Gene editing might offer the prospect of humans living twice as long, or perhaps even hundreds of years, without loss of memory, frailty or impotence. Age-related diseases, such as heart disease or cancer, are really the symptoms of an underlying disease: Stopping the genetic lottery The fourth reason for supporting gene-editing research on human embryos is the flip side of the designer baby objection.

What this concern neglects is that the biological lottery — i. Some are born gifted and talented, others with short painful lives or severe disabilities. While we may worry about the creation of a genetic masterclass, we should also be concerned about those who draw the short genetic straw.

Frequently asked questions on genetically modified foods

Diet, education, special services and other social interventions are used to correct natural inequality. Gene editing could be used as a part of public health care for egalitarian reasons: Other edited stem cells could help treatment - imagine blood cells that kill and replace leukemic cells. Concerns about gene-editing technology being used to create designer babies neglects that the biological lottery - or nature - has no mind to fairness.

And that would reduce, rather than increase, inequality. The moral imperative There are valid concerns about applying gene editing to create live born babies. Such reproductive applications could be banned.

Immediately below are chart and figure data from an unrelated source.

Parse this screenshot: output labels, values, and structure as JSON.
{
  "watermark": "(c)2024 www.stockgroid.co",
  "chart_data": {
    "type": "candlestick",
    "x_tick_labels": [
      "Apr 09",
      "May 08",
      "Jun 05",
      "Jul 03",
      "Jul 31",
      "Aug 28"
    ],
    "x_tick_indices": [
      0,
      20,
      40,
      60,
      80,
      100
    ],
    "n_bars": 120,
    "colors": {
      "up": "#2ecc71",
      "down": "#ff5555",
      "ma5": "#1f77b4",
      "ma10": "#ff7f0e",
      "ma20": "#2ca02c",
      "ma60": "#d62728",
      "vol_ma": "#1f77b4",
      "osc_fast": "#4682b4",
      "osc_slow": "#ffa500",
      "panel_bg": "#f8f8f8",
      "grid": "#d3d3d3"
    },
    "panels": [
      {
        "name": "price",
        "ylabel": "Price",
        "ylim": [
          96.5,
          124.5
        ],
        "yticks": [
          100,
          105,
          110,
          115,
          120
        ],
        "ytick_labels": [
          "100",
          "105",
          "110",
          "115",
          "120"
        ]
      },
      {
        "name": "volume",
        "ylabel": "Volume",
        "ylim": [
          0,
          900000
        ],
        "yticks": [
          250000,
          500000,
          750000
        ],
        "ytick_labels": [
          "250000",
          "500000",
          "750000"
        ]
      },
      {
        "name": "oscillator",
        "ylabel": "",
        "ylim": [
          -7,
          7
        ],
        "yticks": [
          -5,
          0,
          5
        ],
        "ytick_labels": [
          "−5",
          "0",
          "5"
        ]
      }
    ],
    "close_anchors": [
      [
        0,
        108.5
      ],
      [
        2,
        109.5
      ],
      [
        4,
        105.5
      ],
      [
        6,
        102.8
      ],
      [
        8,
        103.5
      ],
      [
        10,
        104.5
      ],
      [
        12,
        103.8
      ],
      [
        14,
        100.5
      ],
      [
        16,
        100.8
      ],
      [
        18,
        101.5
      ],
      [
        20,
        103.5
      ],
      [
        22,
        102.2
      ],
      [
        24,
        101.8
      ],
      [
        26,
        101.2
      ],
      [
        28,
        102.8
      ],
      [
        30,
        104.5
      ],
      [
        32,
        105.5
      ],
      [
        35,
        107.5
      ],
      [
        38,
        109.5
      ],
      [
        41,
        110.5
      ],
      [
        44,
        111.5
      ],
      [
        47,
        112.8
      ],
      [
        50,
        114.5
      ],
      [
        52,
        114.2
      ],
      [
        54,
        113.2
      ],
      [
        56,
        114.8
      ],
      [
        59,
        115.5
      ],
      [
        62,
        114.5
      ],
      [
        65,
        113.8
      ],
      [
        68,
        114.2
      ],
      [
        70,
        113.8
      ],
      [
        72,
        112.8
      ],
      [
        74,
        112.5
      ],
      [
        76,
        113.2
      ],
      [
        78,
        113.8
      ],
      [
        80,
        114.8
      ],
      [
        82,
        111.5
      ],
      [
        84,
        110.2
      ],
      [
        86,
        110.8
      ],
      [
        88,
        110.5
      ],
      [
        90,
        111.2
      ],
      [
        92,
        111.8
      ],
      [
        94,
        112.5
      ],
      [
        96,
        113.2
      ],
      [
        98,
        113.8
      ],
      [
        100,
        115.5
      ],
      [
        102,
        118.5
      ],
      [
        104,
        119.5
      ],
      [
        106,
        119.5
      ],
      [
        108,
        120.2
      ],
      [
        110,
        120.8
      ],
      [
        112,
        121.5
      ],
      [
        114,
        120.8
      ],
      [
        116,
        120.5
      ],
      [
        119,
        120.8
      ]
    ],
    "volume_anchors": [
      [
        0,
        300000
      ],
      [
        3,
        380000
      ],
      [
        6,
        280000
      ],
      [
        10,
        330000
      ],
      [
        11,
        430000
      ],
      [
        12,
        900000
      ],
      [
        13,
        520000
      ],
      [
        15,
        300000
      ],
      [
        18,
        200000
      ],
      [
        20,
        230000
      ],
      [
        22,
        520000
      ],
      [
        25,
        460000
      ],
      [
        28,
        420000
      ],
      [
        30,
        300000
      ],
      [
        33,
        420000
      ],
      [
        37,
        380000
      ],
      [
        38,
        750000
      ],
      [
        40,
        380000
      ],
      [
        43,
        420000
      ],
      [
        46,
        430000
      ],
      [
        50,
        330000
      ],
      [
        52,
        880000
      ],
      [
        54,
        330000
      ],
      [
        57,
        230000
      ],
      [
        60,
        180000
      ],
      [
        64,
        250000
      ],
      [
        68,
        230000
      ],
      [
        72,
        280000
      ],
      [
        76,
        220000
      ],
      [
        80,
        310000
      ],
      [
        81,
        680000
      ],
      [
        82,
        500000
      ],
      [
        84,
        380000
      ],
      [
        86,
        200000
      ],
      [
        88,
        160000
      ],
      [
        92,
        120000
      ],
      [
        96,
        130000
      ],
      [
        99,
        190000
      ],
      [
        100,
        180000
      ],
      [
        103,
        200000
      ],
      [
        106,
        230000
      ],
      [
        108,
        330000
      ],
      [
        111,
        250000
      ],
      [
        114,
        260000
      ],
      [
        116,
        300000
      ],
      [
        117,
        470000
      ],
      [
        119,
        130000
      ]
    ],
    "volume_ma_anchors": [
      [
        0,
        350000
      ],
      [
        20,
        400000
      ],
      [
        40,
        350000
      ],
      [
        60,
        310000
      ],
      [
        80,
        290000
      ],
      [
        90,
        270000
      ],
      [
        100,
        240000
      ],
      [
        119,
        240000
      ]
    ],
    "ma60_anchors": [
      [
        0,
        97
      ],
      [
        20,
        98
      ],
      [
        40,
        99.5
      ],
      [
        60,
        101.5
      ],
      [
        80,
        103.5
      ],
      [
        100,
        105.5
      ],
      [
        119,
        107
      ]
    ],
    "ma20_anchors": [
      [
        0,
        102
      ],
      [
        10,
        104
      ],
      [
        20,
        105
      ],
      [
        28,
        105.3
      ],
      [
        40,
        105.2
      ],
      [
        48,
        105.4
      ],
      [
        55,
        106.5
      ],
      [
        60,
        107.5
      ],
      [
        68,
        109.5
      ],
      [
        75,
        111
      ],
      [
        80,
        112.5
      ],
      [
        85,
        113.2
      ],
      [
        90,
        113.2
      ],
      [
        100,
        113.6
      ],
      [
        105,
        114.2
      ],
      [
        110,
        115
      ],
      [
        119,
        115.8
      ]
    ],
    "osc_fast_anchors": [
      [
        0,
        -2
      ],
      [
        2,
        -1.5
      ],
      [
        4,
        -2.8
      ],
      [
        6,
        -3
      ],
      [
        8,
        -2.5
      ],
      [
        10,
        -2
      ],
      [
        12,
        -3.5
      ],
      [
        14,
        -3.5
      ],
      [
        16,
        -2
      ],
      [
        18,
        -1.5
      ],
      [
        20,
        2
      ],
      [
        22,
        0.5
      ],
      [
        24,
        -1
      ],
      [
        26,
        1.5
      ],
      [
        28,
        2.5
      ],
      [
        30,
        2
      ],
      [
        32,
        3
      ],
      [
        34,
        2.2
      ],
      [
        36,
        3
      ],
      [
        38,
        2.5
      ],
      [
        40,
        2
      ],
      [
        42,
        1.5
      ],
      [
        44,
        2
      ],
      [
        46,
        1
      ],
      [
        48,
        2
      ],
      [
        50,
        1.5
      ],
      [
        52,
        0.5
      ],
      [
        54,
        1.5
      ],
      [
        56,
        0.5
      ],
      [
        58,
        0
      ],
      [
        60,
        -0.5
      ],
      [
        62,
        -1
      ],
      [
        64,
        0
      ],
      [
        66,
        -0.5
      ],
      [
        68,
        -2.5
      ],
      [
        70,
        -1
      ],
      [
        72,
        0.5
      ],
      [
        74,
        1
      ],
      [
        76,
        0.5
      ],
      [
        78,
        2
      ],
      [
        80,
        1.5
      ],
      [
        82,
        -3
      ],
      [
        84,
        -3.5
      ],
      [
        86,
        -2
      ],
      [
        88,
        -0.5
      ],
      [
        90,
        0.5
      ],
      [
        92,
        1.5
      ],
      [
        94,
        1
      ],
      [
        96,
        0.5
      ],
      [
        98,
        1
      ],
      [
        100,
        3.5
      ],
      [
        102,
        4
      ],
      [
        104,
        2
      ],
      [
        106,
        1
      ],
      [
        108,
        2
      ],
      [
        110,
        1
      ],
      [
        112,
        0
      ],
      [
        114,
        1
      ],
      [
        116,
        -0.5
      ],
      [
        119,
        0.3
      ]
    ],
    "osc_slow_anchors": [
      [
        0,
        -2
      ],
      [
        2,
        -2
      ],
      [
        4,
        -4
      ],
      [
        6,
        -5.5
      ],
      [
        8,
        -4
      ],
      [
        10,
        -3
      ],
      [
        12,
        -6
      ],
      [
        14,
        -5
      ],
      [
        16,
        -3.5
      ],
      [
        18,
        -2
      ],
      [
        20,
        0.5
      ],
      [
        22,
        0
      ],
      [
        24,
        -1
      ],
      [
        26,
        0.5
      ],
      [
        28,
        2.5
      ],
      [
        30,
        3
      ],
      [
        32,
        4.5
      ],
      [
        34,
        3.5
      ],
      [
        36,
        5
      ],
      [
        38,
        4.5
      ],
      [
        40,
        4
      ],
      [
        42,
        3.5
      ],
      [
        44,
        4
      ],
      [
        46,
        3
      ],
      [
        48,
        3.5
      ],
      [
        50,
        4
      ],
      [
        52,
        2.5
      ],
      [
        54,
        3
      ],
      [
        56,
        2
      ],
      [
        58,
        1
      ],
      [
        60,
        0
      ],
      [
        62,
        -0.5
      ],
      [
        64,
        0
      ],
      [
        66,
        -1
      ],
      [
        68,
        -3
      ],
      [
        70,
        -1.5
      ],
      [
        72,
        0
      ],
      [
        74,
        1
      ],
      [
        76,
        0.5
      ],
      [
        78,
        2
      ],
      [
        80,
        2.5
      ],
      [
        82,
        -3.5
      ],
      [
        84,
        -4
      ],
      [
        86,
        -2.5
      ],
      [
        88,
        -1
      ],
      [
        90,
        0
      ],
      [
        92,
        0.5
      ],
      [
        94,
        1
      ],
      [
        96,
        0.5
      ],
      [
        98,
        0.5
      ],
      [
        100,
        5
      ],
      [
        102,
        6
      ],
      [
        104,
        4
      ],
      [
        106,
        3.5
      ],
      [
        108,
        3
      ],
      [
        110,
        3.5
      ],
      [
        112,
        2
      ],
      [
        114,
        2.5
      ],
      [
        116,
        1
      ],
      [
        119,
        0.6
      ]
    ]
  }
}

But the technology could be used for therapeutic research: And any constraints we place on it must keep this in mind. Laws to prevent reproductive gene editing may be justified on the basis of safety concerns but a ban on therapeutic gene editing cannot.

  1. Countries which have legislation in place focus primarily on assessment of risks for consumer health.
  2. Indeed, such research is a moral imperative for five reasons.
  3. This is meant to translate into a product with a lower price, greater benefit in terms of durability or nutritional value or both.
  4. Countries which have legislation in place focus primarily on assessment of risks for consumer health. Many people, including scientists, are worried about creating genetically modified humans.
  5. Indeed, age-related diseases, such as heart disease or cancer, are really the symptoms of an underlying disease.

To ban it would be to ignore a great deal of good that can be done for a great many people, including some of the most vulnerable.